项目总结（一）__百度AI studio比赛--汽车大师问答摘要与推理

项目地址：百度AI studio比赛–汽车大师问答摘要与推理

项目背景描述

项目是百度AI studio比赛，题目为“汽车大师问答摘要与推理”。

要求大家使用汽车大师提供的11万条（技师与用户的多轮对话与诊断建议报告数据）建立模型，模型需基于对话文本、用户问题、车型与车系，输出包含摘要与推断的报告文本，综合考验模型的归纳总结与推断能力。该解决方案可以节省大量人工时间，提高用户获取回答和解决方案的效率。

数据集说明

对于每个用户问题"QID"，有对应文本形式的文本集合 D = “Brand”, “Collection”, “Problem”, “Conversation”，要求阅读理解系统自动对D进行分析，输出相应的报告文本"Report"，其中包含摘要与推理。目标是"Report"可以正确、完整、简洁、清晰、连贯地对D中的信息作归纳总结与推理。

训练：所提供的训练集（82943条记录）建立模型，基于汽车品牌、车系、问题内容与问答对话的文本，输出建议报告文本

输出结果：对所提供的测试集（20000条记录）使用训练好的模型，输出建议报告的结果文件，通过最终测评得到评价分数。

数据集概览

import pandas as pd
train_path = "E:/课程/07 名企班必修课1-导师制名企实训班自然语言处理方向 004期/Lesson1-项目导论与中文词向量实践/数据集/AutoMaster_TrainSet.csv"
test_path = "E:/课程/07 名企班必修课1-导师制名企实训班自然语言处理方向 004期/Lesson1-项目导论与中文词向量实践/数据集/AutoMaster_TrainSet.csv"
df = pd.read_csv(train_path, encoding='utf-8')
df.head()

原始数据展示：

大体流程

超参数定义->设置使用GPU->训练->验证->测试->发现问题->改进问题

超参数定义

代码详见/bin/main.py

关键参数简要说明：

max_enc_len = 200 #encoder输入最大长度
max_dec_len = 40 #decoder输入最大长度
batch_size = 32
beam_size = 3
vocab_size = 30000
embed_size = 256
enc_units = 256
dec_units = 256
attn_units = 256
learning_rate = 0.001
steps_per_epoch = 1300
max_steps = 10000
epochs = 20
dropout_rate = 0.1

设置使用GPU

#设置使用GPU还是CPU
gpus = tf.config.experimental.list_physical_devices(device_type='GPU')#若使用GPU，对使用哪一块GPU进行设置
if gpus:tf.config.experimental.set_visible_devices(devices=gpus[0],device_type='GPU')

数据预处理

数据读取与构建词向量，代码详见preprocess.py、data_reader.py、build_w2v.py。

数据分批与数据规范化

模型构建-Seq2Seq

定义Encoder与Decoder模块，及中间的Attention部分。

Encoder部分：

embedding维度256维

self.embedding = tf.keras.layers.Embedding(vocab_size,                                                                          embedding_dim,weights=[embedding_matrix],trainable=False)

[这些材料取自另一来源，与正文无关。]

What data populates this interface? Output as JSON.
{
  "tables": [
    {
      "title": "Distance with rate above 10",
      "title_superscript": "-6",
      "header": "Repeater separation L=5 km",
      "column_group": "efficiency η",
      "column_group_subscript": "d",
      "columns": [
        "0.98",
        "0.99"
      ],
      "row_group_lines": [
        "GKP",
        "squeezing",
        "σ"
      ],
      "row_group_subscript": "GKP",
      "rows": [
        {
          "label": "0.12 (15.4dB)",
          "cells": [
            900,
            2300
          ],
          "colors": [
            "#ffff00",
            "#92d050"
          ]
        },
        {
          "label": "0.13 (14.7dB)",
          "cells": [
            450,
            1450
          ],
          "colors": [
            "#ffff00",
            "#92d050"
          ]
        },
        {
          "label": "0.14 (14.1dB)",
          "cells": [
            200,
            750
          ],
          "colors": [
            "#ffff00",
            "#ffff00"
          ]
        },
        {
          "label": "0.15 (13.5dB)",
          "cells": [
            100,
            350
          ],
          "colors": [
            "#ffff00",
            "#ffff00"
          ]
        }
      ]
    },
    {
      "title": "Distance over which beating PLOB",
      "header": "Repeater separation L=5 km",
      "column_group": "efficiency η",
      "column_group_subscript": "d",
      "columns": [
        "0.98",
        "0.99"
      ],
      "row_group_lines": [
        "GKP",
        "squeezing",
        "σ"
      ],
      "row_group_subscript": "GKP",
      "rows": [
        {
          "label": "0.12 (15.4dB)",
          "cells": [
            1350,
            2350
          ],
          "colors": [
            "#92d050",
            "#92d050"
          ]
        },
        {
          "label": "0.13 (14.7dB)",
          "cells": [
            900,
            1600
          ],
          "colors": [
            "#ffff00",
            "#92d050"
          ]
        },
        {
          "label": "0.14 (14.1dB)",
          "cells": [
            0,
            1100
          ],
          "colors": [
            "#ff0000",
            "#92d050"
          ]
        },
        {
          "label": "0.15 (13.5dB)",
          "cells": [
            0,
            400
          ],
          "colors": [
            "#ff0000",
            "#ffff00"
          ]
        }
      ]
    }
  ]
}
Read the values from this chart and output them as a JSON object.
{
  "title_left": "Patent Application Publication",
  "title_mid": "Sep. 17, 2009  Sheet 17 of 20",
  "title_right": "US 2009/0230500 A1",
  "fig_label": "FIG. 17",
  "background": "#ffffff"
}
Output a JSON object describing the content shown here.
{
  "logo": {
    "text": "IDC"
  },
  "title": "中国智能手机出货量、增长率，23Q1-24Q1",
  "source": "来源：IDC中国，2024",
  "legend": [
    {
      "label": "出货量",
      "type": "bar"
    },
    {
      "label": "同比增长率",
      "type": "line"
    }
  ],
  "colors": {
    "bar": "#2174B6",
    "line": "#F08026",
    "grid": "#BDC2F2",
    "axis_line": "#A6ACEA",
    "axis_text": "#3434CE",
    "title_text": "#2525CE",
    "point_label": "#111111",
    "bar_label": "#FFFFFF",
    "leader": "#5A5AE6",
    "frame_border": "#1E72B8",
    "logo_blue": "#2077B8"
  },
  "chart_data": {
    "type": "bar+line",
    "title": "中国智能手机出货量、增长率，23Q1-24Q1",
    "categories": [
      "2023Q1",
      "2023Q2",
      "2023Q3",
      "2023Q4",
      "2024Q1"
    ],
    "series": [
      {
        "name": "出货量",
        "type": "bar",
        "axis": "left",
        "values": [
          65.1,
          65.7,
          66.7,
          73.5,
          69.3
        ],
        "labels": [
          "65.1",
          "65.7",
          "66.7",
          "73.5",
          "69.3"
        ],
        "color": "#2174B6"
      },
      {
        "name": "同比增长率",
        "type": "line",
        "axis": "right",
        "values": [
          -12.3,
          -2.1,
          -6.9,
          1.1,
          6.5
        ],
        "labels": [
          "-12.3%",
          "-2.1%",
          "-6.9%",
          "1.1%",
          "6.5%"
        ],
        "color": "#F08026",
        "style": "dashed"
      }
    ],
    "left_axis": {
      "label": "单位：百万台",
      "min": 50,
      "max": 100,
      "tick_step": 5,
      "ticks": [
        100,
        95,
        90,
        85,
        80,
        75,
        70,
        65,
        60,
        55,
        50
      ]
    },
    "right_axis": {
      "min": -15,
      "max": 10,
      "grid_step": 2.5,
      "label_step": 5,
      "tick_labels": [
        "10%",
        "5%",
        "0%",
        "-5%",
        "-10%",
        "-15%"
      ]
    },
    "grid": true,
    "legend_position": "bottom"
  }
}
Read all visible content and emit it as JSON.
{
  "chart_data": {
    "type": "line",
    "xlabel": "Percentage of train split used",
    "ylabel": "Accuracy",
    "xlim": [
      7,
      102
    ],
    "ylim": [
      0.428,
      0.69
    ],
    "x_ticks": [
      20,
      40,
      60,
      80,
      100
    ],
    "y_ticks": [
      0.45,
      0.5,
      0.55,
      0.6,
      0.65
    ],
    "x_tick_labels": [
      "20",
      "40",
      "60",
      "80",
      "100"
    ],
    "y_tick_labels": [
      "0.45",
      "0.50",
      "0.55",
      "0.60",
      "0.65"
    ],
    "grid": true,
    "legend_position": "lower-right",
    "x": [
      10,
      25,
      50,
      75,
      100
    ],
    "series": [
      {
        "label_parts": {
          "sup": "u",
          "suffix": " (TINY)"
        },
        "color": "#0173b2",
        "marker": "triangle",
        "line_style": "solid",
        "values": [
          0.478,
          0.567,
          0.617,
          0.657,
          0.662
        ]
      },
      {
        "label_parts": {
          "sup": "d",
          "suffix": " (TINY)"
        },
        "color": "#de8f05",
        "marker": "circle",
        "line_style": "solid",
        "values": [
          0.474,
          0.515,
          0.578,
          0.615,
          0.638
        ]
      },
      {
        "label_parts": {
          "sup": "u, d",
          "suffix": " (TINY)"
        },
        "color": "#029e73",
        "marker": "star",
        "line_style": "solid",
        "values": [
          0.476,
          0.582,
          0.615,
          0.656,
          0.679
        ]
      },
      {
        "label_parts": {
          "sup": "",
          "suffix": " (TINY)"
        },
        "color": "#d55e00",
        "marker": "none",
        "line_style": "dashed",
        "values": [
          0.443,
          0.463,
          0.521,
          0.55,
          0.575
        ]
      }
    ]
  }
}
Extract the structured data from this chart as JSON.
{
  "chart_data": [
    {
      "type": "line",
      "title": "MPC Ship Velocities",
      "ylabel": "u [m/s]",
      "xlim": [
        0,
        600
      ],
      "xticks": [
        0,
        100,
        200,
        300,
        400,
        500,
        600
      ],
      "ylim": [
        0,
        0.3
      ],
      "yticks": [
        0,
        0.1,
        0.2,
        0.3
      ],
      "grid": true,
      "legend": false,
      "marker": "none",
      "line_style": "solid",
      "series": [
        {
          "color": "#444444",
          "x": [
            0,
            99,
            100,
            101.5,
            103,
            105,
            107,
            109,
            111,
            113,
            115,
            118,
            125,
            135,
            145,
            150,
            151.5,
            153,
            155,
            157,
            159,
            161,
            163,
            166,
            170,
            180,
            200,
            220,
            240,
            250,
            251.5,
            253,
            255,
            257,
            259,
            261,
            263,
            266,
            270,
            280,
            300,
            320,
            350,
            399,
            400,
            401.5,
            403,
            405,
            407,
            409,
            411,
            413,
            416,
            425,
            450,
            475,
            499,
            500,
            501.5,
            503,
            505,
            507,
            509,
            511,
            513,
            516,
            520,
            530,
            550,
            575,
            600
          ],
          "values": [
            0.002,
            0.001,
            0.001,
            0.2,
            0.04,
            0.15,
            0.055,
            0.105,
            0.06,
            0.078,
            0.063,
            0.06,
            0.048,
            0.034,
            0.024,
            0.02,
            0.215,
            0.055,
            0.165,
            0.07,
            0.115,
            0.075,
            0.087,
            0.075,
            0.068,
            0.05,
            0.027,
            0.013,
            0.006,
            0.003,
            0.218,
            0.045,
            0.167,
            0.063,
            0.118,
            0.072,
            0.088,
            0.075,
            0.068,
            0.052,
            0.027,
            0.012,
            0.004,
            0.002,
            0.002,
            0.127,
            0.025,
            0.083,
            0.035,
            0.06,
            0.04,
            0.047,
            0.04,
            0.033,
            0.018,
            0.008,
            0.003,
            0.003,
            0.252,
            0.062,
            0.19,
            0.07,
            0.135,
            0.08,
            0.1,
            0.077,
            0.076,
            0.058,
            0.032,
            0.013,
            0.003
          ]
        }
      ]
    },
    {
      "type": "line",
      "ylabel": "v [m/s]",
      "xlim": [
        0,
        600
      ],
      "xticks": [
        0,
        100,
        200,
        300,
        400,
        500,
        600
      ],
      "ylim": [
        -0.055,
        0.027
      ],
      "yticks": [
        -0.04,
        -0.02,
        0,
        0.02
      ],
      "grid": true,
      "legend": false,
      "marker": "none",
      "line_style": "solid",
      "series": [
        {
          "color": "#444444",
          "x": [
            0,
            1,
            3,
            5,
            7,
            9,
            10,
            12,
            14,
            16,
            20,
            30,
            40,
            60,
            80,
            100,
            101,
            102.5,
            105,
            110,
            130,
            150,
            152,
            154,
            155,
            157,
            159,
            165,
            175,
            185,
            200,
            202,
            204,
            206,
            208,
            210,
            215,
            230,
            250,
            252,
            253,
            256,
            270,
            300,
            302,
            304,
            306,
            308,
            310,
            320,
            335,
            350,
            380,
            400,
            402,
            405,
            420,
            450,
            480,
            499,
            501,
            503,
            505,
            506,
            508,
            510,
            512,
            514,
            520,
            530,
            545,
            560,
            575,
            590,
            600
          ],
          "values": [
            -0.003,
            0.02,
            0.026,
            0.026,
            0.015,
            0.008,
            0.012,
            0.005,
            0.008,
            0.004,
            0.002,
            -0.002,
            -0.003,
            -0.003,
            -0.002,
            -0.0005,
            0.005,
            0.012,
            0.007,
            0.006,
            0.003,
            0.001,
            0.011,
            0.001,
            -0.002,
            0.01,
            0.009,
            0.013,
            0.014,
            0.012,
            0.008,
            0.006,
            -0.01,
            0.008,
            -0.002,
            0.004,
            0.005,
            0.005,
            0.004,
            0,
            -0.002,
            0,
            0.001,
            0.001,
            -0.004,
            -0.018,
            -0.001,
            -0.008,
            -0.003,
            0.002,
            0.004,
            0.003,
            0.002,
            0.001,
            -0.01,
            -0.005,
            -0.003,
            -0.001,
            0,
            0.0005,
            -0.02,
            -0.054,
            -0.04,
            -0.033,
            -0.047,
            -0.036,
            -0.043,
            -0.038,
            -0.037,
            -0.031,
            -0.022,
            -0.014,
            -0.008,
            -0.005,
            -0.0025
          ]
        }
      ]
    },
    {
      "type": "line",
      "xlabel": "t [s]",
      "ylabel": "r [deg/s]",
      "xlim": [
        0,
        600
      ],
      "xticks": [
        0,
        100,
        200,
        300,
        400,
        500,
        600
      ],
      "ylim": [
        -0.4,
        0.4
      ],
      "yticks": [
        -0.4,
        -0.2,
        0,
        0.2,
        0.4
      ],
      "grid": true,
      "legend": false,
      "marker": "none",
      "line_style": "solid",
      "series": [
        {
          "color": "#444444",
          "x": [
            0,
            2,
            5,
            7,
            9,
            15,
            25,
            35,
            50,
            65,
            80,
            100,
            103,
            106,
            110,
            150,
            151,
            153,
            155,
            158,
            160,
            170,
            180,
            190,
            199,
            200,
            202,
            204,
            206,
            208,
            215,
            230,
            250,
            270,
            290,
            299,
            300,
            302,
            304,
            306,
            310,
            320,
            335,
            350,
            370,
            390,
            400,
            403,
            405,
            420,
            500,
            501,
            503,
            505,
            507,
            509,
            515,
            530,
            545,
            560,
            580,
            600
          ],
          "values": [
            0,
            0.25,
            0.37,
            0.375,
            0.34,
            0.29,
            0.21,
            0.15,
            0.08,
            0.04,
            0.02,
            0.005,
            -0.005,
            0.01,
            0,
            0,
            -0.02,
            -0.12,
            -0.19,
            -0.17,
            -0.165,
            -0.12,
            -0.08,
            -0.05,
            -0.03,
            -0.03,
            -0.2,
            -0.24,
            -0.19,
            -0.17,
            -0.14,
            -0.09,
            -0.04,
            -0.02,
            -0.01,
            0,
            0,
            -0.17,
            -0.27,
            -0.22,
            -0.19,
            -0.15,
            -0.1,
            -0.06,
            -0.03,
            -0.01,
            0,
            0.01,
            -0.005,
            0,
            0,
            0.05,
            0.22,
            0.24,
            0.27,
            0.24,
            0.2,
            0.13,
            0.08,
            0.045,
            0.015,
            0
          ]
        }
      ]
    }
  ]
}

网络采用双向GRU作为编码器（由两个单向的GRU拼接而来）。

self.gru = tf.keras.layers.GRU(self.enc_units,return_sequences=True,return_state=True,recurrent_initializer='glorot_uniform')
self.bigru = tf.keras.layers.Bidirectional(self.gru, merge_mode='concat')

同时隐藏态也需要拼接：

#把隐藏层划分成几个子张量，分成2份，在第二个维度上进行切分
hidden = tf.split(hidden, num_or_size_splits=2, axis=1)
output, forward_state, backward_state = self.bigru(x, initial_state=hidden)
state = tf.concat([forward_state, backward_state], axis=1)

详细代码见rnn_encoder.py。

Attention部分：

Score计算采用感知机的方式，再将Score经过一个Softmax归一化得到Attention_Weight。
# Calculate v^T tanh(W_h h_i + W_s s_t + b_attn)
score = self.V(tf.nn.tanh(self.W1(enc_output) + self.W2(hidden_with_time_axis)))
attn_dist = tf.nn.softmax(score,axis=1)#shape= (16,200,1)
然后reduce_sum得到context_vector
context_vector = tf.reduce_sum(attn_dist * enc_output, axis=1)
详细代码见rnn_decoder.py。

Decoder部分：

embedding维度256维：

#定义Embedding层，加载预训练的词向量
self.embedding = tf.keras.layers.Embedding(vocab_size,embedding_dim,weights=[embedding_matrix],trainable=False)

网络采用单向GRU作为编码器:

self.gru = tf.keras.layers.GRU(self.dec_units,return_sequences=True,return_state=True,recurrent_initializer='glorot_uniform')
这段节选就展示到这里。